Şehrin içinde yaşayıp şehre neredeyse hiç temas etmeyen başarı ve bireysellik odaklı yeni orta ve üst sınıf kentli profilinin talepleri ile yeni müteahhit profili, doğal olarak kentten bağımsız bir şekilde mimarlığın yeni terminolojisi ve kapitalizm ile doğal bir biçimde kenti, dokusunu dışarıda bırakarak kommensal bir ilişki kurdu. Bina kendini göstermeli, diğerlerinden farklı görünmeli, fark yaratmalı, duruşu olmalı, söyleyecek bir sözü, manifestosu olmalı, simgeleşmeli vs. gibi kent dokusu ile çelişen, onlarca havalı söylem dizisi getirildi ve mimarlık dünyası ile toplumun çoğunluğunda genel kabul gördü. Biz mimarlar da bu yeni terminolojiyle inşa etmeyi bazen daha kolay ve hızlı bulduk, sevdik ve benimsedik. Hatta mimarların taleplerine yetişemediğini düşünen, her şeyin sahibi bazı müteahhitler de ileriye gidip üzerine taçlar giydirilmiş binalardan, aykırı cephe düzenleriyle ve renklerle, çeşitli renkli ışık oyunlarıyla, kendi isimleri yazan koca yazılarla mimardan bağımsız, iyice süslü ve gösterişli kılmaya çalıştı binalarını. Kente uyum ve saygıdan çoktan vazgeçtik de, tarihi kent siluetlerini bile ezen bir sürü “simge” binalarla doldu şehirlerimiz.

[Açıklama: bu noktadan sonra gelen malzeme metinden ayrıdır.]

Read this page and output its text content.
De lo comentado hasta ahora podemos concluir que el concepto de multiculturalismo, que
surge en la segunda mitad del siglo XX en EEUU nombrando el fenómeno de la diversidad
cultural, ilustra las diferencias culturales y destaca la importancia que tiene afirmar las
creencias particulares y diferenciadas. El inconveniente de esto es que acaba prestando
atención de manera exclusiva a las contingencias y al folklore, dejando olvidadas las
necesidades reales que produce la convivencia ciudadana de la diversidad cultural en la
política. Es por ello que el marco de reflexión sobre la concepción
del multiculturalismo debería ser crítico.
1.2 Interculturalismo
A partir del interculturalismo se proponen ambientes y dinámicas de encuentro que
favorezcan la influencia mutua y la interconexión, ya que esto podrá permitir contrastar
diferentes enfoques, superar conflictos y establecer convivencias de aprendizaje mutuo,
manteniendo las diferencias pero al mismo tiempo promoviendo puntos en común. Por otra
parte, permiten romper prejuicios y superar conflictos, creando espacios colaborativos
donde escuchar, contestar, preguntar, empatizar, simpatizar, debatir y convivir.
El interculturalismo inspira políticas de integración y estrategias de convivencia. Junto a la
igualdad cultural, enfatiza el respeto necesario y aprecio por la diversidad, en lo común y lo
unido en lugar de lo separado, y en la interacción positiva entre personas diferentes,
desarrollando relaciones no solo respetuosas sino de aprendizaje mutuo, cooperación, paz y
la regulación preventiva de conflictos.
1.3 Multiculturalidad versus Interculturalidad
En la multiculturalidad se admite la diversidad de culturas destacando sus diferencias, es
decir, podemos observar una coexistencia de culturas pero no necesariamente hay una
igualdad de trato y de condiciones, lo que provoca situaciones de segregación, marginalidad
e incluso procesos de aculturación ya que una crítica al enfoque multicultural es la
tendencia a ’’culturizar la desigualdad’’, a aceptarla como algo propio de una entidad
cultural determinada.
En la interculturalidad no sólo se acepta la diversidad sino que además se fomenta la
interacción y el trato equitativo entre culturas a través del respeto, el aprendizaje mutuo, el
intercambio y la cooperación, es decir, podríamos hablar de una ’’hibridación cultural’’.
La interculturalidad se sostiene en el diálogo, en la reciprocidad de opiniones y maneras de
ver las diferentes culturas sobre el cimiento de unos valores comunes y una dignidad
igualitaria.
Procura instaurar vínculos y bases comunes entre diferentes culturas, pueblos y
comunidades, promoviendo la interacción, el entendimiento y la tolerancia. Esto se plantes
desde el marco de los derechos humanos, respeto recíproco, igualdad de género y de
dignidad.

Şehir planlama pratiği ve mevzuatlarından bahsettiğinizi duyar gibiyim, o bu yazıyla direkt bağlantılı olsa da ayrı bir tartışmanın ve yazının konusu olmaya değer.
Mimarlar mesleki anlamda içine düştükleri bu çelişkili durumun farkında olarak; “bunu ben yapmazsam zaten başkası yapacaktı” cümlesiyle başlayan etik kayma ile mimarlık adıyla işlediğimiz bu kent suçlarını içselleştirdi. Üniversite eğitimleri çoğunlukla bu pencere ile binaya ve parsele odaklandı. Cephe mimarlığı diye bir kavramı da duyduk bu yıllarda dillerde. Çünkü daha gösterişlisini daha farklısını, daha havalısını yapacağını beyan eden mimarlar müteahhitleri buldu ve ikna etti. Kentle ilişki kurmak istemeyen orta-üst sınıf kentli ile kapitalizmin talebi ile şekillenen yeni mimari sürekli birbirini besleyen, birbirinden beslenen bir ilişki ağı kurdu, gittikçe şehre dokuya duyguya yabancılaştı, içe kapandı, kendi sosyal ilişkilerini içeride yaşamaya başladı. Kentle mümkün olduğunca ilişki kurmayan yeni bir kentli modeli çıktı sahneye. Bu kentli şimdilerde şehirleri terk ediyor. Daha fazla elitlik ve içe kapanıklık istiyor. İhtiyaçlarını AVM’lerden ve büyük marketlerden karşılıyor. İşe gitmek dışında ancak yeni marjinal bir organik kahvaltıcı ya da havalı bir İtalyan pizzacı açılmışsa şehre dokunuyor. Böylece şehirden uzakta şehre ihtiyacı olmayan konsept uydu siteler oluşuyor. Şehirden tek beklentileri geniş ve hızlı yollar ile her köşe başında otoparklar oluyor.
Yeni yapılan AVM’ler bütün bu taleplerin ışığında, şehrin en güzel caddelerindeki mağazaları kapattırıp büyük vaatlerle ve uzun vadeli sözleşmelerle içine hapsedebiliyor ve buna şehri yönetenlerin sesi çıkmadığı gibi, ‘şehrimiz yatırım alıyor’ diye seviniyorlar bile. Ama sonra şehir boşalan o caddeden başlayarak kangren olmaya ve ölmeye başlıyor. (Adana’daki 01burda AVM ile Ziyapaşa Bulvarı örneği gibi). Şehir kalbinden usul usul çürümeye başlıyor. Bildiğimiz tanımlardan başka bir şeylere dönüşüyor.